Ganz oder gar nicht (German Edition)
Karriere beende ich immer noch selber.
Der zweite Teil der Reha konnte beginnen. Auch jetzt war ich auf mich allein gestellt. Drei Trainingseinheiten pro Tag, sechs Wochen lang: nur ich und das Knie. Alle zehn Tage ließ ich die Fortschritte von Dr. Müller-Wohlfahrt in München kontrollieren. Es war wirklich keine einfache Zeit. Der Verein kümmerte sich nicht um mich, und ich musste mich zusätzlich zum Aufbautraining um meine Frau und unseren Sohn kümmern. Ich hatte an vielen Ecken zu kämpfen, um das alles unter einen Hut zu bringen. Da ich die Reha nie vernachlässigen durfte, ging ich immer dann zum Trainieren in die Garage, wenn der Kleine schlief.
Langsam, aber doch schneller, als es ein Arzt empfehlen würde, steigerte ich das Programm. Der Resonanzkörper war allein ich selbst. Ich hörte immer wieder in mich hinein und traute meinem Knie mehr und mehr zu. Irgendwann merkte ich, dass mein Oberschenkel wieder an Kraft gewann. Vier Zentimeter hatte er im Umfang verloren und war fast wieder in den normalen Zustand zurückgekehrt. Ich fühlte mich so weit, um wieder im Freien und mit Ball zu trainieren. Also suchte ich mir einen Fußballplatz in der Nähe meines Wohnortes. In Civate gab es ein Restaurant, das von einer sehr netten Familie geführt wurde. Der Sohn dieser Familie stand in dem Restaurant nicht nur hinterm Herd, er war auch der Torhüter des örtlichen Fußballclubs. Mit ihm trainierte ich wieder erstmals im Freien und auf unebenem Boden. Ich war so sensibilisiert, dass ich kleinste Veränderungen im Untergrund bemerkte. Der Koch war mein Sparringspartner. Er warf mir die Bälle zu, ich spielte sie ihm zurück. Mit ihm machte ich Koordinations-, Technik- und Schussübungen. In meinem Garten hatte ich außerdem ein Trampolin aufgestellt. Lolita musste mir Bälle zuwerfen, die ich zurückspielte. Das half, um wieder Stabilität zu bekommen. Über vier Monate habe ich mir so mein eigenes Programm zusammengestellt.

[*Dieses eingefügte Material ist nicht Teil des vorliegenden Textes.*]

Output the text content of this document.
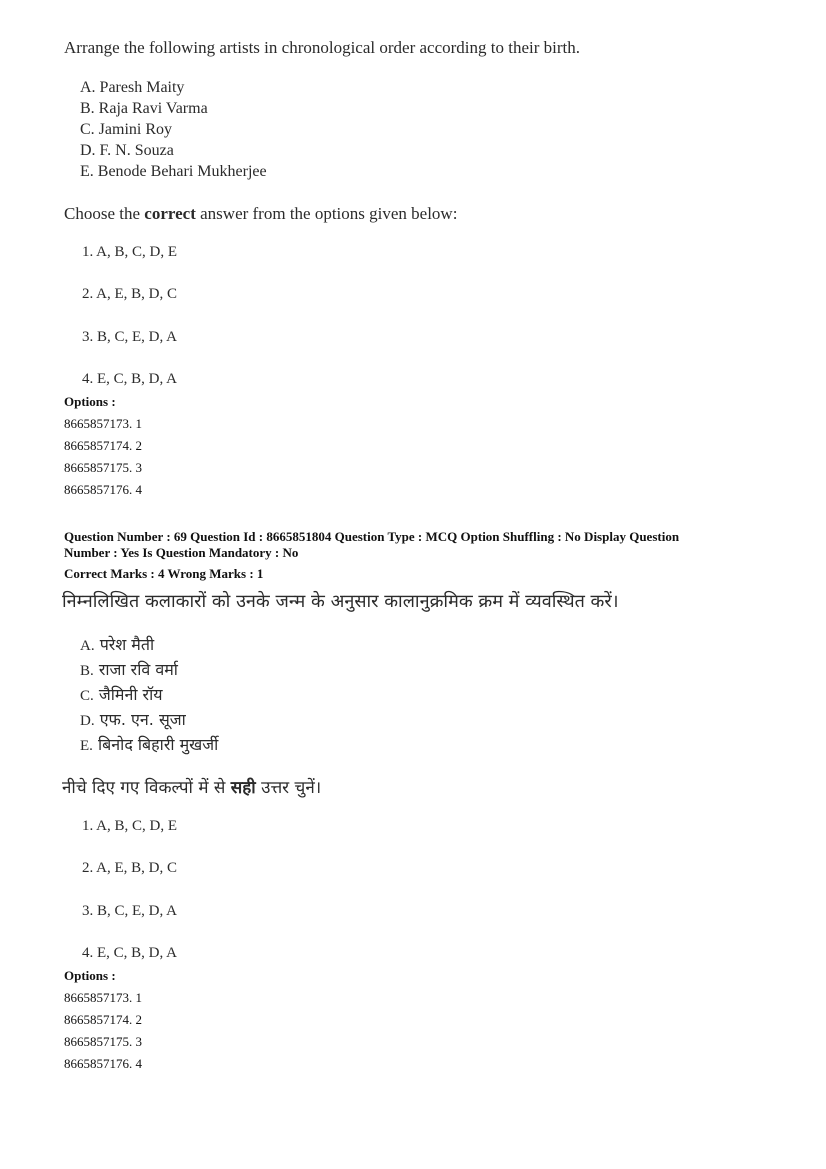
Arrange the following artists in chronological order according to their birth.
A. Paresh Maity
B. Raja Ravi Varma
C. Jamini Roy
D. F. N. Souza
E. Benode Behari Mukherjee
Choose the correct answer from the options given below:
1. A, B, C, D, E
2. A, E, B, D, C
3. B, C, E, D, A
4. E, C, B, D, A
Options :
8665857173. 1
8665857174. 2
8665857175. 3
8665857176. 4
Question Number : 69 Question Id : 8665851804 Question Type : MCQ Option Shuffling : No Display Question
Number : Yes Is Question Mandatory : No
Correct Marks : 4 Wrong Marks : 1
निम्नलिखित कलाकारों को उनके जन्म के अनुसार कालानुक्रमिक क्रम में व्यवस्थित करें।
A. परेश मैती
B. राजा रवि वर्मा
C. जैमिनी रॉय
D. एफ. एन. सूजा
E. बिनोद बिहारी मुखर्जी
नीचे दिए गए विकल्पों में से सही उत्तर चुनें।
1. A, B, C, D, E
2. A, E, B, D, C
3. B, C, E, D, A
4. E, C, B, D, A
Options :
8665857173. 1
8665857174. 2
8665857175. 3
8665857176. 4
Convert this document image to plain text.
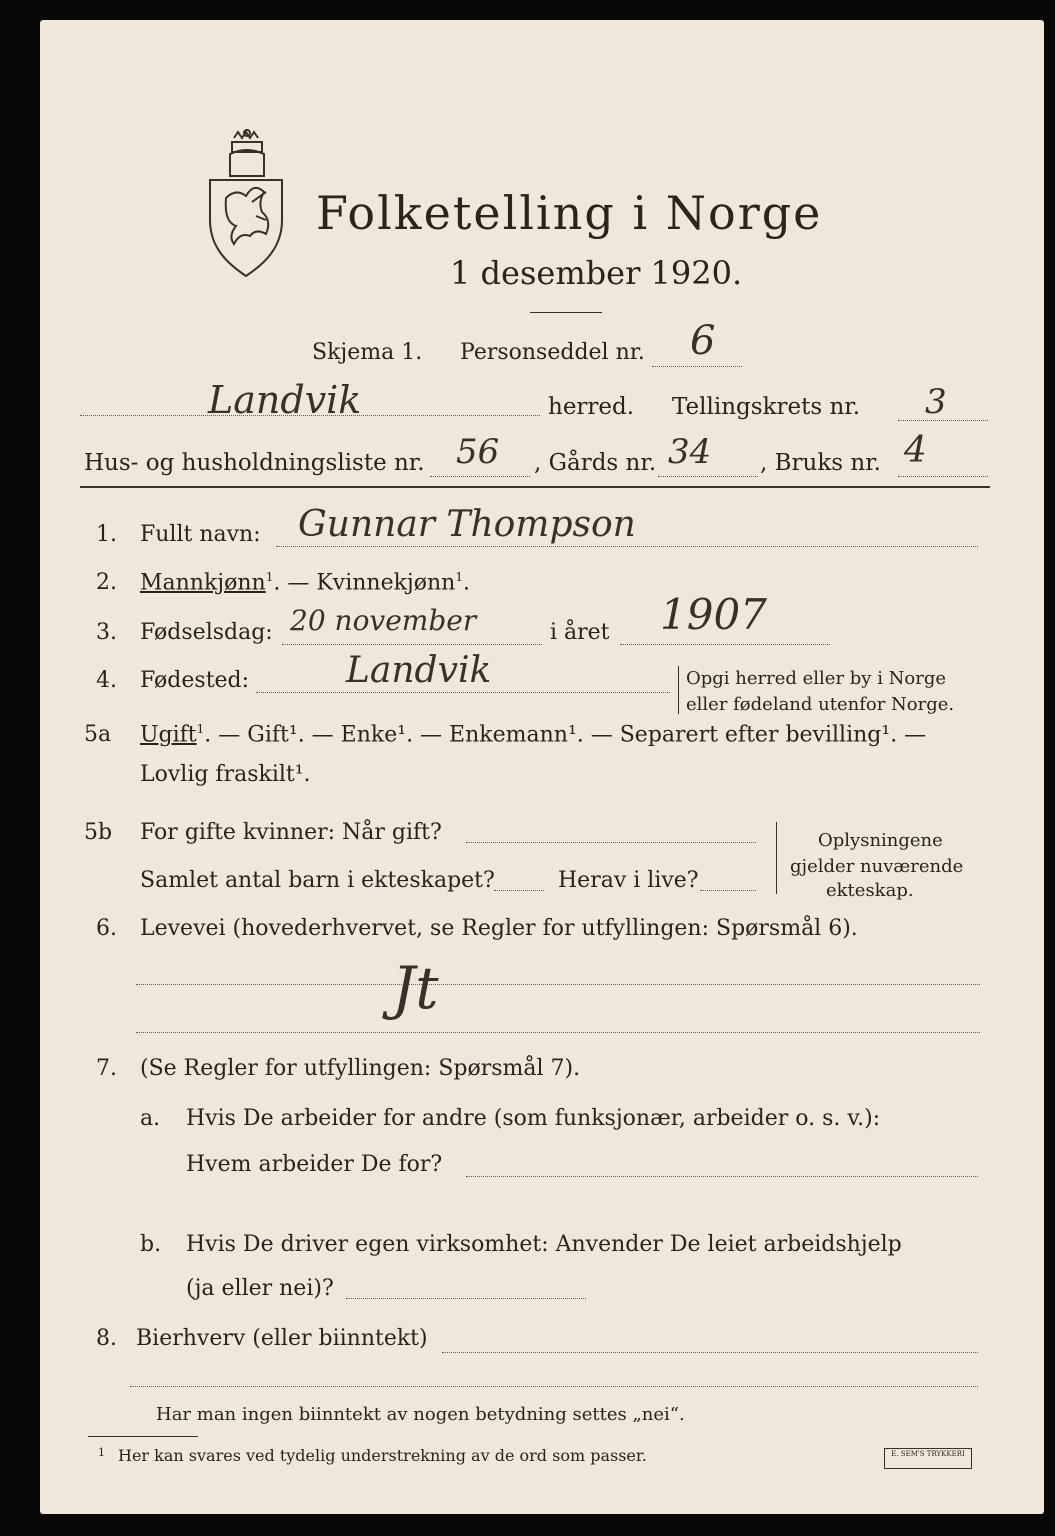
Folketelling i Norge
1 desember 1920.
Skjema 1. Personseddel nr. 6
Landvik	herred. Tellingskrets nr. 3
Hus- og husholdningsliste nr. 56 , Gårds nr. 34 , Bruks nr. 4
1. Fullt navn: Gunnar Thompson
2. Mannkjønn$^1$. — Kvinnekjønn$^1$.
3. Fødselsdag: 20 november	i året 1907
4. Fødested:	Landvik	Opgi herred eller by i Norge
eller fødeland utenfor Norge.
5a Ugift$^1$. — Gift¹. — Enke¹. — Enkemann¹. — Separert efter bevilling¹. —
Lovlig fraskilt¹.
5b For gifte kvinner: Når gift?
Samlet antal barn i ekteskapet?	Herav i live?
Oplysningene
gjelder nuværende
ekteskap.
6. Levevei (hovederhvervet, se Regler for utfyllingen: Spørsmål 6).
Jt
7. (Se Regler for utfyllingen: Spørsmål 7).
a. Hvis De arbeider for andre (som funksjonær, arbeider o. s. v.):
Hvem arbeider De for?
b. Hvis De driver egen virksomhet: Anvender De leiet arbeidshjelp
(ja eller nei)?
8. Bierhverv (eller biinntekt)
Har man ingen biinntekt av nogen betydning settes „nei“.
1 Her kan svares ved tydelig understrekning av de ord som passer.	E. SEM'S TRYKKERI
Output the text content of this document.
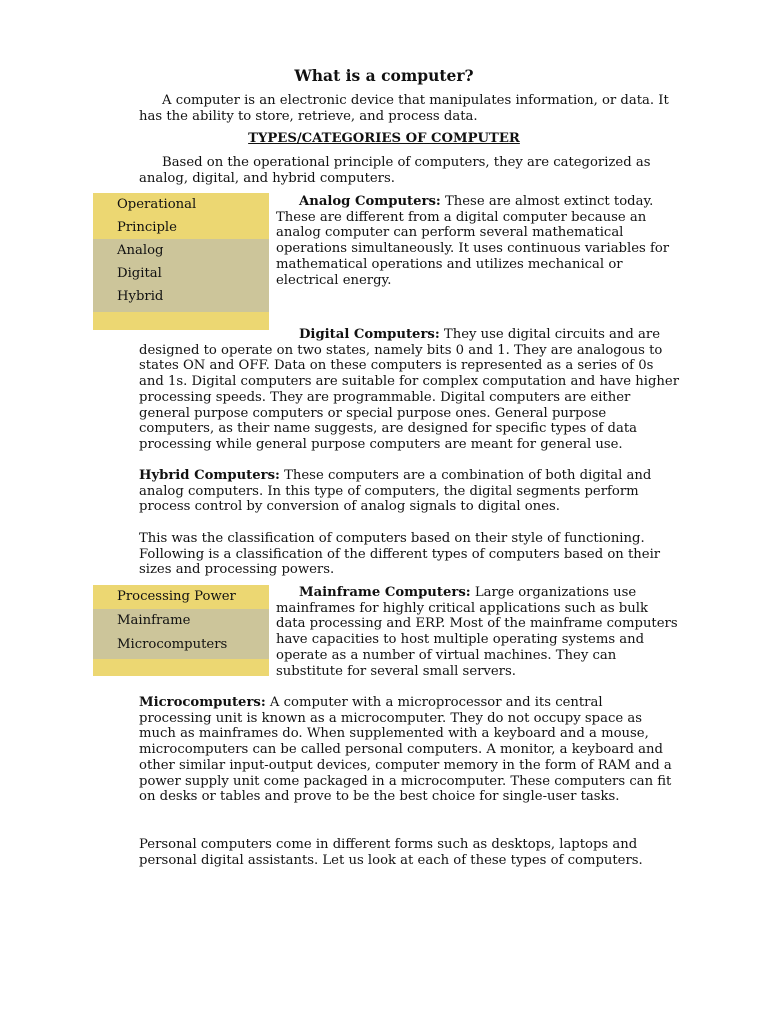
What is a computer?

A computer is an electronic device that manipulates information, or data. It has the ability to store, retrieve, and process data.

TYPES/CATEGORIES OF COMPUTER

Based on the operational principle of computers, they are categorized as analog, digital, and hybrid computers.

Operational
Principle
Analog
Digital
Hybrid

Analog Computers: These are almost extinct today. These are different from a digital computer because an analog computer can perform several mathematical operations simultaneously. It uses continuous variables for mathematical operations and utilizes mechanical or electrical energy.

Digital Computers: They use digital circuits and are designed to operate on two states, namely bits 0 and 1. They are analogous to states ON and OFF. Data on these computers is represented as a series of 0s and 1s. Digital computers are suitable for complex computation and have higher processing speeds. They are programmable. Digital computers are either general purpose computers or special purpose ones. General purpose computers, as their name suggests, are designed for specific types of data processing while general purpose computers are meant for general use.

Hybrid Computers: These computers are a combination of both digital and analog computers. In this type of computers, the digital segments perform process control by conversion of analog signals to digital ones.

This was the classification of computers based on their style of functioning. Following is a classification of the different types of computers based on their sizes and processing powers.

Processing Power
Mainframe
Microcomputers

Mainframe Computers: Large organizations use mainframes for highly critical applications such as bulk data processing and ERP. Most of the mainframe computers have capacities to host multiple operating systems and operate as a number of virtual machines. They can substitute for several small servers.

Microcomputers: A computer with a microprocessor and its central processing unit is known as a microcomputer. They do not occupy space as much as mainframes do. When supplemented with a keyboard and a mouse, microcomputers can be called personal computers. A monitor, a keyboard and other similar input-output devices, computer memory in the form of RAM and a power supply unit come packaged in a microcomputer. These computers can fit on desks or tables and prove to be the best choice for single-user tasks.

Personal computers come in different forms such as desktops, laptops and personal digital assistants. Let us look at each of these types of computers.
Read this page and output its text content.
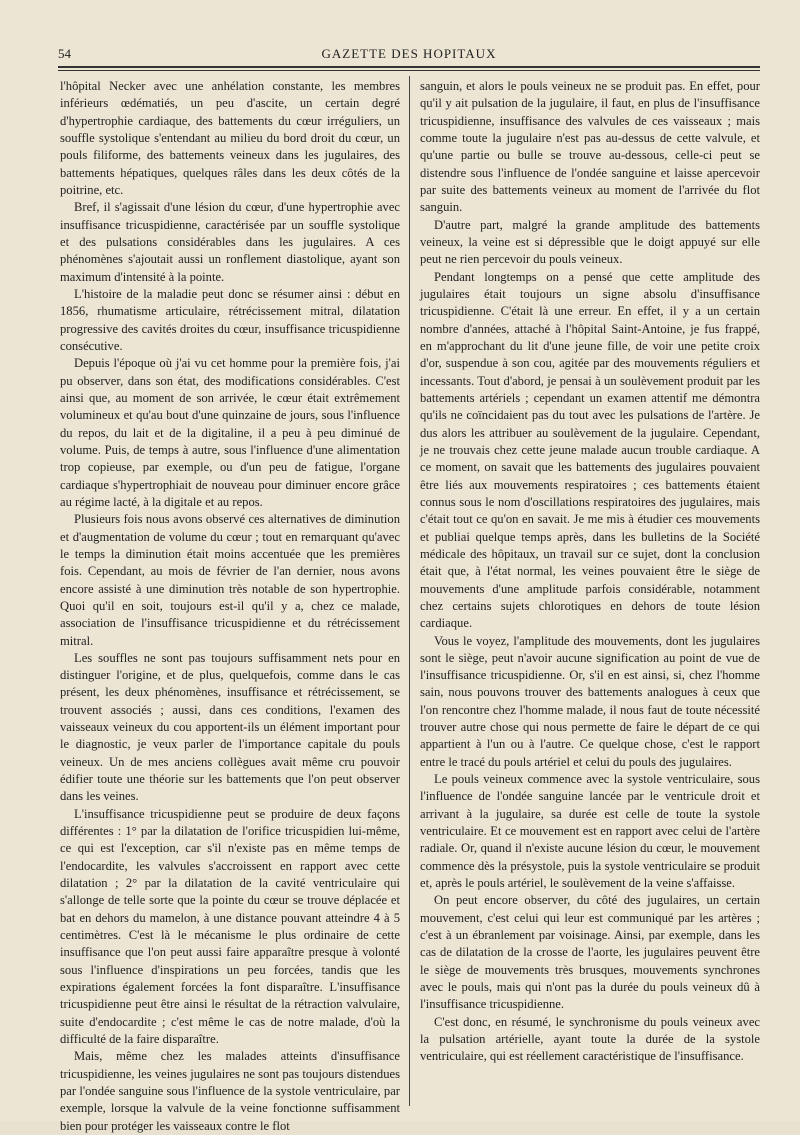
54	GAZETTE DES HOPITAUX

l'hôpital Necker avec une anhélation constante, les membres inférieurs œdématiés, un peu d'ascite, un certain degré d'hypertrophie cardiaque, des battements du cœur irréguliers, un souffle systolique s'entendant au milieu du bord droit du cœur, un pouls filiforme, des battements veineux dans les jugulaires, des battements hépatiques, quelques râles dans les deux côtés de la poitrine, etc.

Bref, il s'agissait d'une lésion du cœur, d'une hypertrophie avec insuffisance tricuspidienne, caractérisée par un souffle systolique et des pulsations considérables dans les jugulaires. A ces phénomènes s'ajoutait aussi un ronflement diastolique, ayant son maximum d'intensité à la pointe.

L'histoire de la maladie peut donc se résumer ainsi : début en 1856, rhumatisme articulaire, rétrécissement mitral, dilatation progressive des cavités droites du cœur, insuffisance tricuspidienne consécutive.

Depuis l'époque où j'ai vu cet homme pour la première fois, j'ai pu observer, dans son état, des modifications considérables. C'est ainsi que, au moment de son arrivée, le cœur était extrêmement volumineux et qu'au bout d'une quinzaine de jours, sous l'influence du repos, du lait et de la digitaline, il a peu à peu diminué de volume. Puis, de temps à autre, sous l'influence d'une alimentation trop copieuse, par exemple, ou d'un peu de fatigue, l'organe cardiaque s'hypertrophiait de nouveau pour diminuer encore grâce au régime lacté, à la digitale et au repos.

Plusieurs fois nous avons observé ces alternatives de diminution et d'augmentation de volume du cœur ; tout en remarquant qu'avec le temps la diminution était moins accentuée que les premières fois. Cependant, au mois de février de l'an dernier, nous avons encore assisté à une diminution très notable de son hypertrophie. Quoi qu'il en soit, toujours est-il qu'il y a, chez ce malade, association de l'insuffisance tricuspidienne et du rétrécissement mitral.

Les souffles ne sont pas toujours suffisamment nets pour en distinguer l'origine, et de plus, quelquefois, comme dans le cas présent, les deux phénomènes, insuffisance et rétrécissement, se trouvent associés ; aussi, dans ces conditions, l'examen des vaisseaux veineux du cou apportent-ils un élément important pour le diagnostic, je veux parler de l'importance capitale du pouls veineux. Un de mes anciens collègues avait même cru pouvoir édifier toute une théorie sur les battements que l'on peut observer dans les veines.

L'insuffisance tricuspidienne peut se produire de deux façons différentes : 1° par la dilatation de l'orifice tricuspidien lui-même, ce qui est l'exception, car s'il n'existe pas en même temps de l'endocardite, les valvules s'accroissent en rapport avec cette dilatation ; 2° par la dilatation de la cavité ventriculaire qui s'allonge de telle sorte que la pointe du cœur se trouve déplacée et bat en dehors du mamelon, à une distance pouvant atteindre 4 à 5 centimètres. C'est là le mécanisme le plus ordinaire de cette insuffisance que l'on peut aussi faire apparaître presque à volonté sous l'influence d'inspirations un peu forcées, tandis que les expirations également forcées la font disparaître. L'insuffisance tricuspidienne peut être ainsi le résultat de la rétraction valvulaire, suite d'endocardite ; c'est même le cas de notre malade, d'où la difficulté de la faire disparaître.

Mais, même chez les malades atteints d'insuffisance tricuspidienne, les veines jugulaires ne sont pas toujours distendues par l'ondée sanguine sous l'influence de la systole ventriculaire, par exemple, lorsque la valvule de la veine fonctionne suffisamment bien pour protéger les vaisseaux contre le flot

sanguin, et alors le pouls veineux ne se produit pas. En effet, pour qu'il y ait pulsation de la jugulaire, il faut, en plus de l'insuffisance tricuspidienne, insuffisance des valvules de ces vaisseaux ; mais comme toute la jugulaire n'est pas au-dessus de cette valvule, et qu'une partie ou bulle se trouve au-dessous, celle-ci peut se distendre sous l'influence de l'ondée sanguine et laisse apercevoir par suite des battements veineux au moment de l'arrivée du flot sanguin.

D'autre part, malgré la grande amplitude des battements veineux, la veine est si dépressible que le doigt appuyé sur elle peut ne rien percevoir du pouls veineux.

Pendant longtemps on a pensé que cette amplitude des jugulaires était toujours un signe absolu d'insuffisance tricuspidienne. C'était là une erreur. En effet, il y a un certain nombre d'années, attaché à l'hôpital Saint-Antoine, je fus frappé, en m'approchant du lit d'une jeune fille, de voir une petite croix d'or, suspendue à son cou, agitée par des mouvements réguliers et incessants. Tout d'abord, je pensai à un soulèvement produit par les battements artériels ; cependant un examen attentif me démontra qu'ils ne coïncidaient pas du tout avec les pulsations de l'artère. Je dus alors les attribuer au soulèvement de la jugulaire. Cependant, je ne trouvais chez cette jeune malade aucun trouble cardiaque. A ce moment, on savait que les battements des jugulaires pouvaient être liés aux mouvements respiratoires ; ces battements étaient connus sous le nom d'oscillations respiratoires des jugulaires, mais c'était tout ce qu'on en savait. Je me mis à étudier ces mouvements et publiai quelque temps après, dans les bulletins de la Société médicale des hôpitaux, un travail sur ce sujet, dont la conclusion était que, à l'état normal, les veines pouvaient être le siège de mouvements d'une amplitude parfois considérable, notamment chez certains sujets chlorotiques en dehors de toute lésion cardiaque.

Vous le voyez, l'amplitude des mouvements, dont les jugulaires sont le siège, peut n'avoir aucune signification au point de vue de l'insuffisance tricuspidienne. Or, s'il en est ainsi, si, chez l'homme sain, nous pouvons trouver des battements analogues à ceux que l'on rencontre chez l'homme malade, il nous faut de toute nécessité trouver autre chose qui nous permette de faire le départ de ce qui appartient à l'un ou à l'autre. Ce quelque chose, c'est le rapport entre le tracé du pouls artériel et celui du pouls des jugulaires.

Le pouls veineux commence avec la systole ventriculaire, sous l'influence de l'ondée sanguine lancée par le ventricule droit et arrivant à la jugulaire, sa durée est celle de toute la systole ventriculaire. Et ce mouvement est en rapport avec celui de l'artère radiale. Or, quand il n'existe aucune lésion du cœur, le mouvement commence dès la présystole, puis la systole ventriculaire se produit et, après le pouls artériel, le soulèvement de la veine s'affaisse.

On peut encore observer, du côté des jugulaires, un certain mouvement, c'est celui qui leur est communiqué par les artères ; c'est à un ébranlement par voisinage. Ainsi, par exemple, dans les cas de dilatation de la crosse de l'aorte, les jugulaires peuvent être le siège de mouvements très brusques, mouvements synchrones avec le pouls, mais qui n'ont pas la durée du pouls veineux dû à l'insuffisance tricuspidienne.

C'est donc, en résumé, le synchronisme du pouls veineux avec la pulsation artérielle, ayant toute la durée de la systole ventriculaire, qui est réellement caractéristique de l'insuffisance.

Die letzte und vierte Phase verlegte ich nach Crans Montana. Sie bestand vor allem aus einsamen Wald- und Bergläufen mit Belastungen bis zum Erbrechen. Als ich mich so alleine durch die Natur quälte, fühlte ich mich an die Rocky-Filme erinnert, in denen ein willensstarker Sylvester Stallone das Comeback plant und sich auf den nächsten Fight vorbereitet. Ich habe keine Baumstämme herumgewuchtet, aber ich suchte mir für meine Ausdauerläufe und Sprints Extreme, Wurzelböden, Steigungen, rutschiges Laub, tiefen Matsch. Ich habe bewusst schwierigen Untergrund gesucht, um zu spüren, ob mein Körper mit unvorhergesehenen Situationen zurechtkommt. Ich durchkämmte den Wald wie kein anderer, und das zweimal pro Tag. Am Ende kannte ich jeden Quadratmeter. Genossen habe ich diese Waldbesuche nie. Wenn du Fußball spielen willst, fühlst du dich nicht im Fitnessraum zu Hause und auch nicht im Wald. Du magst es auch nicht, alleine zu sein. Du willst mit der Mannschaft trainieren, um dich vollwertig zu fühlen.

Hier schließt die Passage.